Les auditeurs de France Inter des années 60 ignoraient qu’une telle pratique existait, mais aujourd’hui, avec l’avènement des podcasts et des contenus visuels en ligne, les spectateurs peuvent constater le soin apporté aux coiffures. Des exemples comme celle de Léa Salamé ou Patrick Cohen illustrent cette attention particulière. Charles Alloncle, rapporteur de la commission d’enquête sur l’audiovisuel français, a interpellé Marie Message, directrice adjointe de Radio France, sur le caractère justifié de ce type de dépense.

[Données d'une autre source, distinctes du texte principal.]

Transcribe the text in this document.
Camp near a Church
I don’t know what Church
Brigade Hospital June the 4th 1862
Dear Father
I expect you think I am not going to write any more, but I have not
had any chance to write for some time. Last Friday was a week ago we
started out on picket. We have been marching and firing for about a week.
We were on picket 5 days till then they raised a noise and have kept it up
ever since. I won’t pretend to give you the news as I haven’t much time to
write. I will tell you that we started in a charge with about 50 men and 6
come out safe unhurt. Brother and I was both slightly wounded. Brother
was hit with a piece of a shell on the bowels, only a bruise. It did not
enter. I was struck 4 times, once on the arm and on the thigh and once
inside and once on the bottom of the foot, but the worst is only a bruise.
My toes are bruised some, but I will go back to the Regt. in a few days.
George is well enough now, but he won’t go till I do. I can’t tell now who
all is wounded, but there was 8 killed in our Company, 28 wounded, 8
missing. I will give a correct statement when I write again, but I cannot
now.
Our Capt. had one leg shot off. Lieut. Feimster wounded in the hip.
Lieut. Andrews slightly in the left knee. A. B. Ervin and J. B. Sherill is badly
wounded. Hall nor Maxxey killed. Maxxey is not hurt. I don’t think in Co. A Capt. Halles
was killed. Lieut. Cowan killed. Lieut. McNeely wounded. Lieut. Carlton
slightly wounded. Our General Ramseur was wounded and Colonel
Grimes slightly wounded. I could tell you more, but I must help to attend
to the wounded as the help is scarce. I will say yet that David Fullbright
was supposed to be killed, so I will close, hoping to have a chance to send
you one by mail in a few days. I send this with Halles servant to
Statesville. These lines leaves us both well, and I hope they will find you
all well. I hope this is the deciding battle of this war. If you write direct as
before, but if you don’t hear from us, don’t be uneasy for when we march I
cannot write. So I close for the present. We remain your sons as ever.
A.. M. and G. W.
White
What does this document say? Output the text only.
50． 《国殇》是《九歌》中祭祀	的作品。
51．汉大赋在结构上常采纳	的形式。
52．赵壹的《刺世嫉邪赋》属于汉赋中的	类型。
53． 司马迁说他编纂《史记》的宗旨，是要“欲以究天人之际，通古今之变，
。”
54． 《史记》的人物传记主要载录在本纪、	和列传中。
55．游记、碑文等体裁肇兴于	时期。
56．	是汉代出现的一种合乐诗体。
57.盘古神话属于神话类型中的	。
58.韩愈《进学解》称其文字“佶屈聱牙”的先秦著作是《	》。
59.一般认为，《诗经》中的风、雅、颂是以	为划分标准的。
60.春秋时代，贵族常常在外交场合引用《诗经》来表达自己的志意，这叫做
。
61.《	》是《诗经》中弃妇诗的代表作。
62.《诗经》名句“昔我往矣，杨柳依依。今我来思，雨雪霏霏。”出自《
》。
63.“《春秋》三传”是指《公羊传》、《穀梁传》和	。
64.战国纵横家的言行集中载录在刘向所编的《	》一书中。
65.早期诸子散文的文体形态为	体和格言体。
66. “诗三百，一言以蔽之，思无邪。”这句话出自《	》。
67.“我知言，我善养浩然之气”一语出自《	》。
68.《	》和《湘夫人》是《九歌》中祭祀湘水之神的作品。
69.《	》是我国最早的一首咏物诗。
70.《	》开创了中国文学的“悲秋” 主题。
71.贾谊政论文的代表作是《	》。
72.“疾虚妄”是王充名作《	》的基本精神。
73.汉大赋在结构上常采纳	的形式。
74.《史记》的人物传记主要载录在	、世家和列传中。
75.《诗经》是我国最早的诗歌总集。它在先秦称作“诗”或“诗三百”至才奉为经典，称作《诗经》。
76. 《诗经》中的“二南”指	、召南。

La réponse de la direction a été évasive, soulignant les difficultés à réformer un système complexe. Une solution temporaire aurait consisté en des coupes uniformes pour tous, mais cela impliquerait des coûts élevés. Malgré cela, une explication écrite devrait être fournie prochainement, laissant imaginer des évolutions stylistiques plus excentriques, comme des perruques ou des accessoires capillaires extravagants.
Cette affaire soulève des questions sur la gestion des ressources publiques et l’importance accordée aux apparences dans un média qui prône la simplicité. Charles Alloncle a su dévoiler une pratique qui, bien que surprenante, révèle les défis d’une institution en mutation.